L'inventaire du CAOA de la Manche relève également[3] :

  • le maître-autel du XVIIIe siècle, son tabernacle, deux angelots, son retable et deux pots à feu, en bois peint et doré ;
  • deux autels latéraux de la nef an décor néogothique et peinture faux-bois ;
  • des bancs, de la fin du XIXe siècle ou du début du XXe siècle, en bois mouluré ;
  • une chaire du XVIIe siècle avec son dosseret et un abat-voix réutilisant un dais de stalle du XVIe siècle ;
  • un groupe sculpté durant la seconde moitié du XIXe siècle figurant Notre-Dame de la délivrance des âmes du Purgatoire
  • un lustre à pendeloques de la première moitié du XIXe siècle
  • la stalle du curé avec un dossier à fronton triangulaire du XVIIIe siècle ;
  • une statue du XVe siècle en pierre polychromée.
  • une statue en bois polychromé du XVIIIe siècle d'un christ en croix provenant de l'ancienne perque.
  • un tableau du XVIIIe siècle, copie de l'Assomption de Nicolas Poussin comme à Chérencé-le-Héron, La Bloutière, La Lucerne, Montmartin-sur-mer et Sainte-Colombe.

L'église possédait également un grand médaillon en calcaire polychromé du martyre de sainte Apolline, vénérée contre les maux de dents[2]. Elle a disparu, comme une croix d'autel et quatre chandeliers à tige balustre, en cuivre sous bronzine[3].

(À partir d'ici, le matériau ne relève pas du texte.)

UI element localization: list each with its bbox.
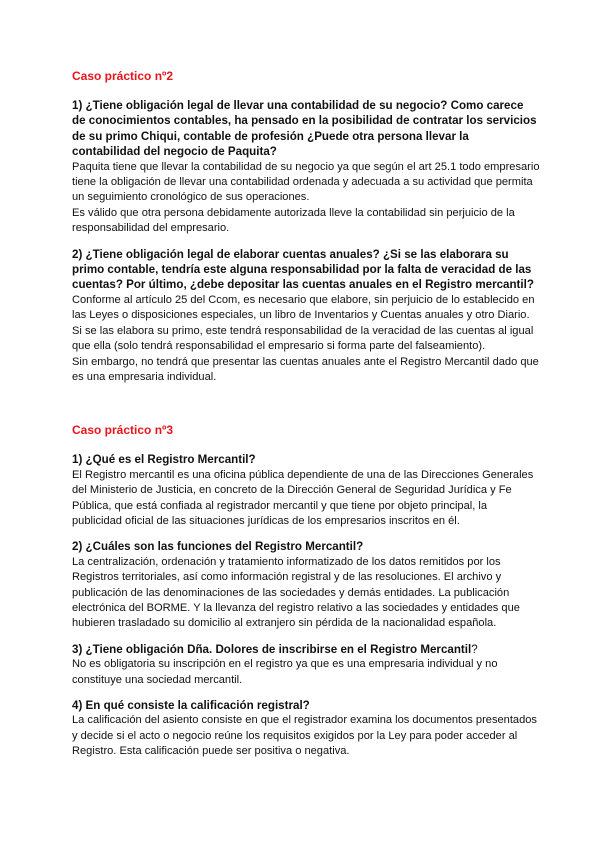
caso-3-question-1-block bbox=[72, 452, 540, 529]
caso-3-title: Caso práctico nº3 bbox=[72, 423, 174, 438]
caso-2-question-1: 1) ¿Tiene obligación legal de llevar una contabilidad de su negocio? Como carece de conocimientos contables, ha pensado en la posibilidad de contratar los servicios de su primo Chiqui, contable de profesión ¿Puede otra persona llevar la contabilidad del negocio de Paquita? bbox=[72, 99, 537, 159]
caso-3-question-3-line bbox=[72, 642, 540, 657]
caso-3-answer-2: La centralización, ordenación y tratamiento informatizado de los datos remitidos por los Registros territoriales, así como información registral y de las resoluciones. El archivo y publicación de las denominaciones de las sociedades y demás entidades. La publicación electrónica del BORME. Y la llevanza del registro relativo a las sociedades y entidades que hubieren trasladado su domicilio al extranjero sin pérdida de la nacionalidad española. bbox=[72, 555, 520, 630]
caso-2-answer-1-paragraph-1: Paquita tiene que llevar la contabilidad de su negocio ya que según el art 25.1 todo empresario tiene la obligación de llevar una contabilidad ordenada y adecuada a su actividad que permita un seguimiento cronológico de sus operaciones. bbox=[72, 160, 540, 204]
caso-3-question-3: 3) ¿Tiene obligación Dña. Dolores de inscribirse en el Registro Mercantil bbox=[72, 642, 472, 656]
caso-3-answer-4: La calificación del asiento consiste en que el registrador examina los documentos presentados y decide si el acto o negocio reúne los requisitos exigidos por la Ley para poder acceder al Registro. Esta calificación puede ser positiva o negativa. bbox=[72, 714, 537, 758]
caso-3-question-4: 4) En qué consiste la calificación registral? bbox=[72, 699, 310, 712]
caso-3-question-1: 1) ¿Qué es el Registro Mercantil? bbox=[72, 453, 256, 467]
caso-2-title: Caso práctico nº2 bbox=[72, 69, 174, 83]
caso-2-question-2: 2) ¿Tiene obligación legal de elaborar cuentas anuales? ¿Si se las elaborara su primo contable, tendría este alguna responsabilidad por la falta de veracidad de las cuentas? Por último, ¿debe depositar las cuentas anuales en el Registro mercantil? bbox=[72, 247, 534, 292]
caso-2-question-1-block bbox=[72, 98, 540, 237]
caso-3-question-3-mark: ? bbox=[471, 642, 478, 656]
section-spacer bbox=[72, 395, 540, 423]
caso-3-question-4-block bbox=[72, 698, 540, 760]
caso-2-answer-2-paragraph-2: Sin embargo, no tendrá que presentar las cuentas anuales ante el Registro Mercantil dado que es una empresaria individual. bbox=[72, 355, 539, 383]
caso-2-question-2-block bbox=[72, 247, 540, 386]
caso-2-answer-1-paragraph-2: Es válido que otra persona debidamente autorizada lleve la contabilidad sin perjuicio de la responsabilidad del empresario. bbox=[72, 206, 515, 235]
caso-3-answer-3: No es obligatoria su inscripción en el registro ya que es una empresaria individual y no constituye una sociedad mercantil. bbox=[72, 658, 498, 686]
caso-3-question-3-block bbox=[72, 642, 540, 688]
caso-3-answer-1: El Registro mercantil es una oficina pública dependiente de una de las Direcciones Generales del Ministerio de Justicia, en concreto de la Dirección General de Seguridad Jurídica y Fe Pública, que está confiada al registrador mercantil y que tiene por objeto principal, la publicidad oficial de las situaciones jurídicas de los empresarios inscritos en él. bbox=[72, 468, 534, 527]
caso-3-question-2: 2) ¿Cuáles son las funciones del Registro Mercantil? bbox=[72, 540, 364, 554]
caso-2-answer-2-paragraph-1: Conforme al artículo 25 del Ccom, es necesario que elabore, sin perjuicio de lo establecido en las Leyes o disposiciones especiales, un libro de Inventarios y Cuentas anuales y otro Diario. Si se las elabora su primo, este tendrá responsabilidad de la veracidad de las cuentas al igual que ella (solo tendrá responsabilidad el empresario si forma parte del falseamiento). bbox=[72, 293, 535, 353]
caso-3-question-2-block bbox=[72, 539, 540, 631]
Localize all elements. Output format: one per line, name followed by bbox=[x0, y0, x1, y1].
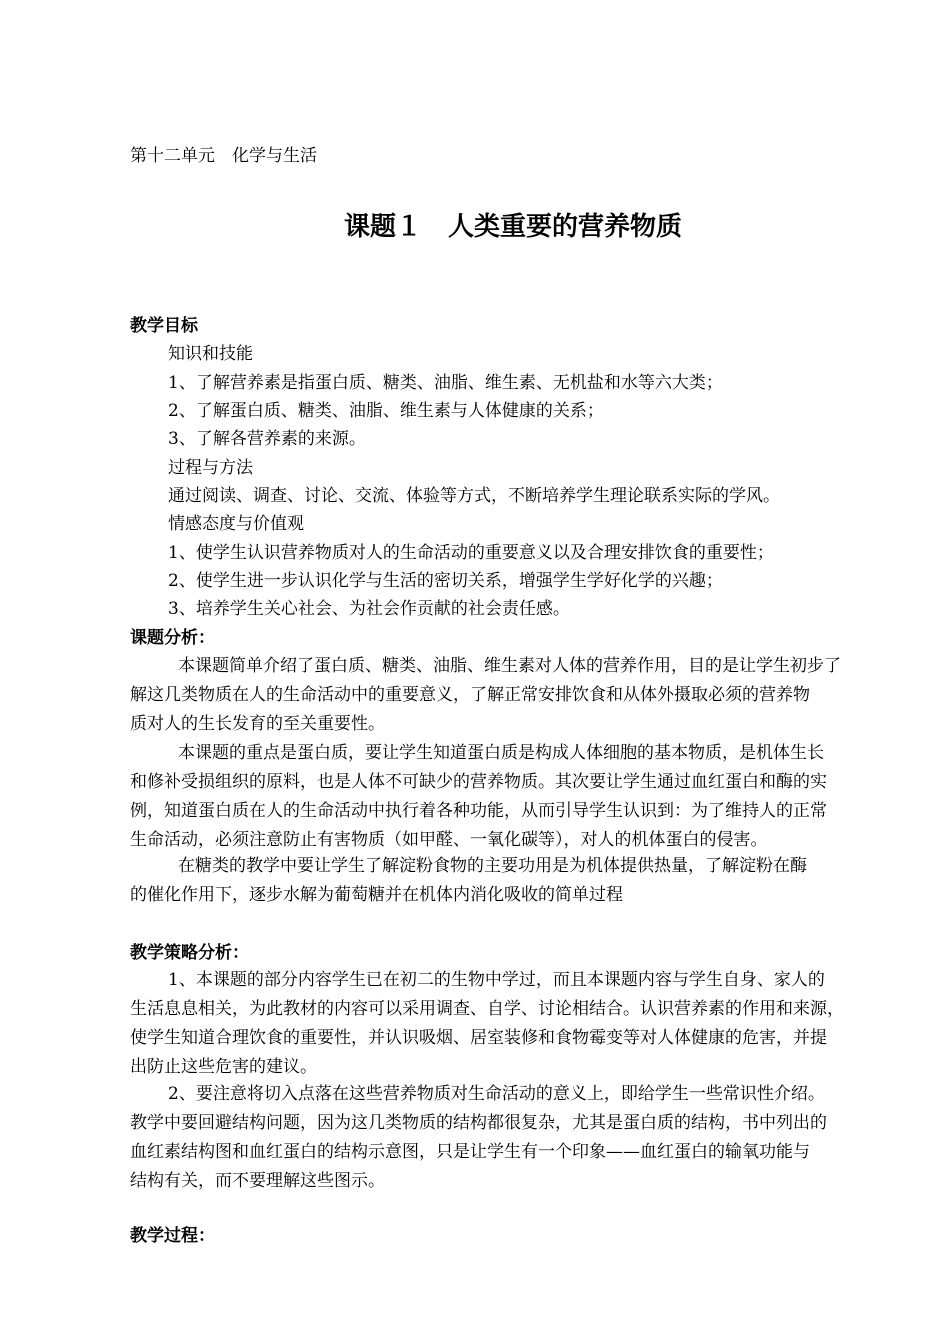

Une série de verrières réalisée par Bordereau à Angers durant le deuxième quart du XXe siècle figure l'Assomption de la Vierge (1943), sainte Cécile et saint Bernard, saint Michel archange (1939), le roi saint Louis, sainte Jeanne d'Arc (1939), Notre-Dame de Lourdes, saint François d'Assise, saint Jean-Baptiste[3].

Le cimetière héberge une croix formée d’un tronc polygonal et d'un croisillon arrondi provenant d’une croix plus ancienne[2].

Près de l’église, un lieu est voué au culte de Notre-Dame de Lourdes, à l’occasion de la fête patronale de l'Assomption et des professions de foi des jeunes paroissiens[2].

Restauration

Créée en 2009, l'association des Amis bienfaiteurs de la Chapelle-Urée veille à la restauration de l'édifice. La réfection de la toiture (hors clocher) est réalisée en 2011, viennent ensuite la restauration des vitraux de la nef, des abat-sons, l'électrification de la cloche et, en 2017, la réfection du clocher. Le 28 avril 2019, Mgr Laurent Le Boulc'h, le père Jean-Baptiste Tchakoua (curé de la paroisse) et le père René Lefort, originaire de La Chapelle-Urée animent une cérémonie religieuse pour bénir le retable fraîchement rénové[4].

Notes et références

  1. Voir La Chapelle-Urée#Toponymie.
  2. 2,0 2,1 2,2 2,3 et 2,4 « Eglise Notre-Dame de La Chapelle-Urée », Fondation du Patrimoine.
  3. 3,0 3,1 et 3,2 Conservation des antiquités et objets d'art de la Manche
  4. « La Chapelle Urée. Bénédiction du retable », La Manche Libre, 4 mai 2019.